ESKİ Cumhurbaşkanı Süleyman Demirel, ‘Derin devlet devletin askeridir’ diyor.
Hürriyet Gazetesi’nin (18.04.2005) aktardığına göre CNN Türk’te yayınlanan Ankara Kulisi programında (17.04.2005) eski Cumhurbaşkanı‘Kanunları icra edemeyince, o zaman, ülke elden gidiyor ve binlerce sıkıntıyla kurduğumuz devlet elden gidiyor, deyip, derin devlet devlete sarılmıştır’ buyuruyor ve ‘Nedir derin devlet?’ sorusuna ise şu karşılığı veriyor:
‘Devletin kendisidir derin devlet, askeridir derin devlet. 1912 Halaskar Subaylar olayından bu yana Türkiye Cumhuriyeti devletinde cumhuriyeti kuran askerler, devletin yıkılıverme endişesinden daima korku duymuşlardır...’
* * *
‘...Derin devlete ülkenin muhtaç olması, ülkenin yönetilememesinden ileri gelmektedir. Türkiye’de olup bitenlere bakalım. Bugün Türkiye’nin AB ve diğer politikalarına karşı halkta bir reaksiyon yoktur. Siyasetçilerin anlatması lazım gelen şey, Türkiye’nin birliği ve beraberliğinin önemidir...’
* * *
‘...Geçmişte Türkiye, yönetilemez hale gelince sıkıyönetimi ilan etmiştir. 80 senelik cumhuriyet tarihinin 40’ı sıkıyönetimle geçmiştir... Derin devlet, devleti onların kanaatine göre yıkılma sınırına getirmediğiniz takdirde hareket halinde değildir. Onlar ayrı bir devlet değildir. Devlete el koydukları zaman derin devlet olurlar. O zaman devlet yoktur...’
* * *
Süleyman Demirel Recep Tayyip Erdoğan hükümetinin yarattığı ‘yönetim boşluğuna’ karşı uyarılarda bulunurken yukarıda yer alan sözleri söylüyor.
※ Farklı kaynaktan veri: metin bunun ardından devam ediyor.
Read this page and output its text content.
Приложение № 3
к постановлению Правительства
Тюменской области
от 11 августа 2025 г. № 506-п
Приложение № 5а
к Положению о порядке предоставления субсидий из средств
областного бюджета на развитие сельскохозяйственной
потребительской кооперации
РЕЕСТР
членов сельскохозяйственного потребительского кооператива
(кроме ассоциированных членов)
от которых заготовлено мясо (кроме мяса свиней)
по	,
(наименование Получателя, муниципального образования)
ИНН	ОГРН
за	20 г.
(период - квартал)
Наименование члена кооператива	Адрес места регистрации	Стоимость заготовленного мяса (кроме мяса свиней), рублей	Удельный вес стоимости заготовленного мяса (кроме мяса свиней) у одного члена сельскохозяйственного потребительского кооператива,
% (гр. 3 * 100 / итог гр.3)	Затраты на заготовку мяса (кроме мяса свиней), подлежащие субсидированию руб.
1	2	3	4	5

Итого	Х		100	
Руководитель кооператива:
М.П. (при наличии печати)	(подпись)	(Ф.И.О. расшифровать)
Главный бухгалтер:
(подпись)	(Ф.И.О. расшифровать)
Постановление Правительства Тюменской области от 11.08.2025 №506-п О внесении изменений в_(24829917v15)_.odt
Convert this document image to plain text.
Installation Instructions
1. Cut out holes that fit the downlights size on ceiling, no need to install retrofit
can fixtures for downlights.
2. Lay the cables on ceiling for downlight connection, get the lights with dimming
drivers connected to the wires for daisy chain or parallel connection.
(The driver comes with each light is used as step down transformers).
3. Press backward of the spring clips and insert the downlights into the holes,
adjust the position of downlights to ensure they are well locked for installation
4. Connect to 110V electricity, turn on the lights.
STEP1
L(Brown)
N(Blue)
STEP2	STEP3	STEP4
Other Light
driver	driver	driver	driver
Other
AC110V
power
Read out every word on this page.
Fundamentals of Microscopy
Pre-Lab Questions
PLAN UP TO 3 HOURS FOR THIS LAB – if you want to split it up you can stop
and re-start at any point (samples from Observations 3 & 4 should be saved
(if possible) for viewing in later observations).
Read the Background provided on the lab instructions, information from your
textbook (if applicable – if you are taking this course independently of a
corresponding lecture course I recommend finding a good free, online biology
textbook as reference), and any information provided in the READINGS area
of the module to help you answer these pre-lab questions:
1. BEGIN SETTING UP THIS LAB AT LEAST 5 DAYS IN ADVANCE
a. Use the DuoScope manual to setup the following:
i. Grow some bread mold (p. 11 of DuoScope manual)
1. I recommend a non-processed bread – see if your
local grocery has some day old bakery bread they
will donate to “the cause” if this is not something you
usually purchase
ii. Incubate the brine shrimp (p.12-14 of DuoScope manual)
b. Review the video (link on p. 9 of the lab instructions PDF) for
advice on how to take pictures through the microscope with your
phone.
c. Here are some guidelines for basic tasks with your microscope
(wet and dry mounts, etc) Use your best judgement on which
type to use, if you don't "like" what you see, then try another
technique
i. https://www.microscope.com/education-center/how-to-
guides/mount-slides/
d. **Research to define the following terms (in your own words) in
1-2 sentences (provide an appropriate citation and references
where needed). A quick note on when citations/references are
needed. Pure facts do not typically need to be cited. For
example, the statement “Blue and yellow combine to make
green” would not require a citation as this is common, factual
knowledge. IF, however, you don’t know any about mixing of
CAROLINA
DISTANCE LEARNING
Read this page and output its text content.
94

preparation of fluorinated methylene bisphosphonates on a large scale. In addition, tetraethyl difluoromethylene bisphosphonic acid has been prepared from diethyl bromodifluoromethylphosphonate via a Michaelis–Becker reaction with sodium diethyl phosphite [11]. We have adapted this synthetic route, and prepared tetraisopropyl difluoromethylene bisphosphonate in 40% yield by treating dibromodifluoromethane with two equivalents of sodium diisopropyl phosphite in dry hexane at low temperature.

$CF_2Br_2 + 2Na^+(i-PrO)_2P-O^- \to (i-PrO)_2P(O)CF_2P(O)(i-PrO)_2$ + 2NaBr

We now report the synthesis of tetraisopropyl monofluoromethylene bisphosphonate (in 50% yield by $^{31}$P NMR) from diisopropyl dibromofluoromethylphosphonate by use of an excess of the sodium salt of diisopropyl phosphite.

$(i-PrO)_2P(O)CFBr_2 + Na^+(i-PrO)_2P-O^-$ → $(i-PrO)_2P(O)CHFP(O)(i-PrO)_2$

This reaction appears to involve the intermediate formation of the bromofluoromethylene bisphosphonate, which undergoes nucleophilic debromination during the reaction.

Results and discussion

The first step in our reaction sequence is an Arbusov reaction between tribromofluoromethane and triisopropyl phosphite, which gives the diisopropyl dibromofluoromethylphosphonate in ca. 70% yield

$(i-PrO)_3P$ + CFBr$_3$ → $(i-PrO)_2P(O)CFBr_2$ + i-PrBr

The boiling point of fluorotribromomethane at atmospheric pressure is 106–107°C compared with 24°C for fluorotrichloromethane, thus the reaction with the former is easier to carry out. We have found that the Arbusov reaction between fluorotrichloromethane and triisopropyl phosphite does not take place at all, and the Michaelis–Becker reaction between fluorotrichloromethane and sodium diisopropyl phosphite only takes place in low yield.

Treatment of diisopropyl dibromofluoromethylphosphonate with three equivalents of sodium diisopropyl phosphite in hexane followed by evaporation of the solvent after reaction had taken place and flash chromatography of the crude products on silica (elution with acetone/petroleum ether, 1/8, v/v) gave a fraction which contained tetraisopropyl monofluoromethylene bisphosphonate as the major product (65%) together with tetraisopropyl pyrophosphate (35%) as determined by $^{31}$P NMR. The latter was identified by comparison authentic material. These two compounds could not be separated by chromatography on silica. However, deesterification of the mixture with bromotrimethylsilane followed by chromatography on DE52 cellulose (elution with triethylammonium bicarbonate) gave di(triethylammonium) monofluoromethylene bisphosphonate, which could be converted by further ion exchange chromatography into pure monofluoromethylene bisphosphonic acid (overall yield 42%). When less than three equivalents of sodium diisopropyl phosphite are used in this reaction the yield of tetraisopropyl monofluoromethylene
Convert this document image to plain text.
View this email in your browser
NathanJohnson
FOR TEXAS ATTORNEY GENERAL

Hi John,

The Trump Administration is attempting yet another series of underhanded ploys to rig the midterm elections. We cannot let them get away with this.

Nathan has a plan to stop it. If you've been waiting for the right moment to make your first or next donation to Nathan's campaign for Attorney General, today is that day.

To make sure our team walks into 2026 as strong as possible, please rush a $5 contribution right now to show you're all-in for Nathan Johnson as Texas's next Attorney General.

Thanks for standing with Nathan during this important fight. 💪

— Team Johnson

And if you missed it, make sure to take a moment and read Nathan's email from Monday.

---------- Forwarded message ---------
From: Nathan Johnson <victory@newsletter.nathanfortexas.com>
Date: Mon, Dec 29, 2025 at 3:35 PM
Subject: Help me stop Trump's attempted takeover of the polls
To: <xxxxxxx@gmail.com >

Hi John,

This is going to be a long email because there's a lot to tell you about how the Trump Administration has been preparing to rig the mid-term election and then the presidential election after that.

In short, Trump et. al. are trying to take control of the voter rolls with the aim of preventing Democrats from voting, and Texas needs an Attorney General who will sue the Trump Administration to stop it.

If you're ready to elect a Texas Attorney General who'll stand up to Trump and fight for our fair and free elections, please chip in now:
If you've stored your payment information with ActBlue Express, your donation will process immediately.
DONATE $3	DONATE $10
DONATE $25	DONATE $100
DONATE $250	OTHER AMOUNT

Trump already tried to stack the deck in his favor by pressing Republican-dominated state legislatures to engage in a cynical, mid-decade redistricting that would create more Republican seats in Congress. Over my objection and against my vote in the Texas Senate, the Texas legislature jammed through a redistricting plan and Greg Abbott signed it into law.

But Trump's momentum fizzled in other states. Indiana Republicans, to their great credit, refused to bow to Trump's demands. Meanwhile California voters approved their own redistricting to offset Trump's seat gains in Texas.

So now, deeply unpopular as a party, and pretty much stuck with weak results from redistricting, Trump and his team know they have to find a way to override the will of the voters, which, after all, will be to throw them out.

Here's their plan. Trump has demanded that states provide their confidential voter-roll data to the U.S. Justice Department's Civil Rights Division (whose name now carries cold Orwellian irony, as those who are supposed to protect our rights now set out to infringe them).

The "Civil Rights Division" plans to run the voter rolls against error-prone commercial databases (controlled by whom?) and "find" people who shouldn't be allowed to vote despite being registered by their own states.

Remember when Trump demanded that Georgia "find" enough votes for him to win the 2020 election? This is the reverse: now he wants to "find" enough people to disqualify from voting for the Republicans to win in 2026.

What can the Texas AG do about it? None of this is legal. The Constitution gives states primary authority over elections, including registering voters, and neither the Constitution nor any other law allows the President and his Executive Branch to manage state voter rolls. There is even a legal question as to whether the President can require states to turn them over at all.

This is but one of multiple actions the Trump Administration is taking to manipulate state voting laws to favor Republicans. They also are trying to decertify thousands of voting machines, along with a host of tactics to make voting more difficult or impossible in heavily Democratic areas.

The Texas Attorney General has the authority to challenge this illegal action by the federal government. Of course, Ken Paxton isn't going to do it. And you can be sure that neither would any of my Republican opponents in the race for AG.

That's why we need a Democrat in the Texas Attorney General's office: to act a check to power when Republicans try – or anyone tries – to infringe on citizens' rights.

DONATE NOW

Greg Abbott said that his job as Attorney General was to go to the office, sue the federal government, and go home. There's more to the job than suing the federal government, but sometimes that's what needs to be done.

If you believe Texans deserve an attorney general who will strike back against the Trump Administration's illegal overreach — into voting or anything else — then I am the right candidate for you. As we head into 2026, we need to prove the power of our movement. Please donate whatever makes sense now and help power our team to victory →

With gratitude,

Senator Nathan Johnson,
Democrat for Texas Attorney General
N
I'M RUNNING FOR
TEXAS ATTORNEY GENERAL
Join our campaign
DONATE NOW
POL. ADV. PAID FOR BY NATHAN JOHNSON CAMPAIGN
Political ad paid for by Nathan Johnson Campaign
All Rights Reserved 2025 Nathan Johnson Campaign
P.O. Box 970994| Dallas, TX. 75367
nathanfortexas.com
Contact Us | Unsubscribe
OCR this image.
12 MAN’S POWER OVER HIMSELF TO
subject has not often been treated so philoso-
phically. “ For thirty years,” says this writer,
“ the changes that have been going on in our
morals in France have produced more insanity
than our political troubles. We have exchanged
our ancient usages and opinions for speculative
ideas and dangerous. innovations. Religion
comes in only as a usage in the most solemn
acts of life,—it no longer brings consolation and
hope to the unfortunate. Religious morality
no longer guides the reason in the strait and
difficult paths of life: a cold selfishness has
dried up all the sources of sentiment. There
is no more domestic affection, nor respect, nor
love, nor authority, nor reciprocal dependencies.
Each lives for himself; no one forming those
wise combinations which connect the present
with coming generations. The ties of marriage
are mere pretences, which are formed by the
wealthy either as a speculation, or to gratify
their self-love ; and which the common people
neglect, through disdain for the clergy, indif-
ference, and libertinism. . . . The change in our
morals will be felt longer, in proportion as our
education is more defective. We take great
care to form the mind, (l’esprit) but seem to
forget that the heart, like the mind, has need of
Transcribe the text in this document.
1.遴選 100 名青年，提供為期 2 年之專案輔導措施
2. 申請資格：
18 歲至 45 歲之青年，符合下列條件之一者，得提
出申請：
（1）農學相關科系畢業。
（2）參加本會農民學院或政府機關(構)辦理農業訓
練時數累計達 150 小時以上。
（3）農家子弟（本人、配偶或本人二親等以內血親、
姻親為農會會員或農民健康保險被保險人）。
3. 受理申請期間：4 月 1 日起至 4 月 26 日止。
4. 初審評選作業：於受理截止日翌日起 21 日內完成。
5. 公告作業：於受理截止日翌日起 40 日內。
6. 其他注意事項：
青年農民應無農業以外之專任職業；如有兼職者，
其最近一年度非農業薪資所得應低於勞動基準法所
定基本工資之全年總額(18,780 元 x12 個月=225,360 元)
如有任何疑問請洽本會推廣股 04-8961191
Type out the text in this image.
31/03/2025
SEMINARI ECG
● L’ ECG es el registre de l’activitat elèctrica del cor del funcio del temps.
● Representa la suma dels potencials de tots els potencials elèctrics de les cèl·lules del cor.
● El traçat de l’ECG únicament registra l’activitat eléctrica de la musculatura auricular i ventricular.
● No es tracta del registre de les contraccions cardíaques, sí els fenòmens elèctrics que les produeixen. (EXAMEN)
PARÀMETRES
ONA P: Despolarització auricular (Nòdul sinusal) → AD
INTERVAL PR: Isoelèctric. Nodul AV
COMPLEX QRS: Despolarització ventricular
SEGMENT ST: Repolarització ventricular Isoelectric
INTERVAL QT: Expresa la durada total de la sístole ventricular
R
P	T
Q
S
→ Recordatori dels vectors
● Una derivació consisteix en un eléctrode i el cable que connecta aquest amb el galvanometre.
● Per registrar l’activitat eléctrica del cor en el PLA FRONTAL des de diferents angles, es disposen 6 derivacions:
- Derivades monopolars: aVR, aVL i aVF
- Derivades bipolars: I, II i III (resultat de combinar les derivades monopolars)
Ancak, üzülerek görüyorum ki, Türkiye’nin 40 yılında çok etkin olmuş bir siyasetçi, garabet olguları, bunlar birer gerçek olsalar dahi, ülkenin hálá doğal şartlarıymış gibi takdim ediyor:
Süleyman Demirel mantığı öz cümle diyor ki:
1) Ülkede hákim olan hukukun üstünlüğü değil, derin devletin (asker) üstünlüğüdür.
2) Ülke iyi yönetilmeyince hükümet seçimlerle değil, müdahaleyle değiştirilir.
3) Cumhuriyeti millet değil, asker kurmuştur.
4) Milletin değil, askerin kanaati esastır.
5) Devletin yıkılma endişesi her zaman vardır ve bu endişeyi en çok askerler duyarlar.
* * *
Kendisi de iki kere askeri müdahale gördüğüne göre; Süleyman Demirel kendisinin de en az iki kere ‘Türkiye’yi yönetemediğini’ kabul ediyor.
* * *
Süleyman Demirel, Bülent Ecevit, Kenan Evren’in ardı ardına yaptıkları açıklamaların Recep Tayyip Erdoğan’a birer nasihat olduğunu söyleyenler çıkacaktır.
Ancak, üslubun zaman zaman birer gözdağına dönüştüğünü de görmemek mümkün değil.
İşkenceler, yargısız infazlar, özgürlüklerin ayaklar altında çiğnenmesi, hukukun yok edilmesi birinin diğerine uyarı olarak nakil edeceği nasihatler değil; utanılması gereken dönemlerin ‘ama bizim tarihimizden gelen kendi şartlarımız var’ kıvamında bir kılıfa sokulmasıdır.
Köteği atanlar ile köteği yiyenlerin aynı kanaatte olması ise çok acıdır!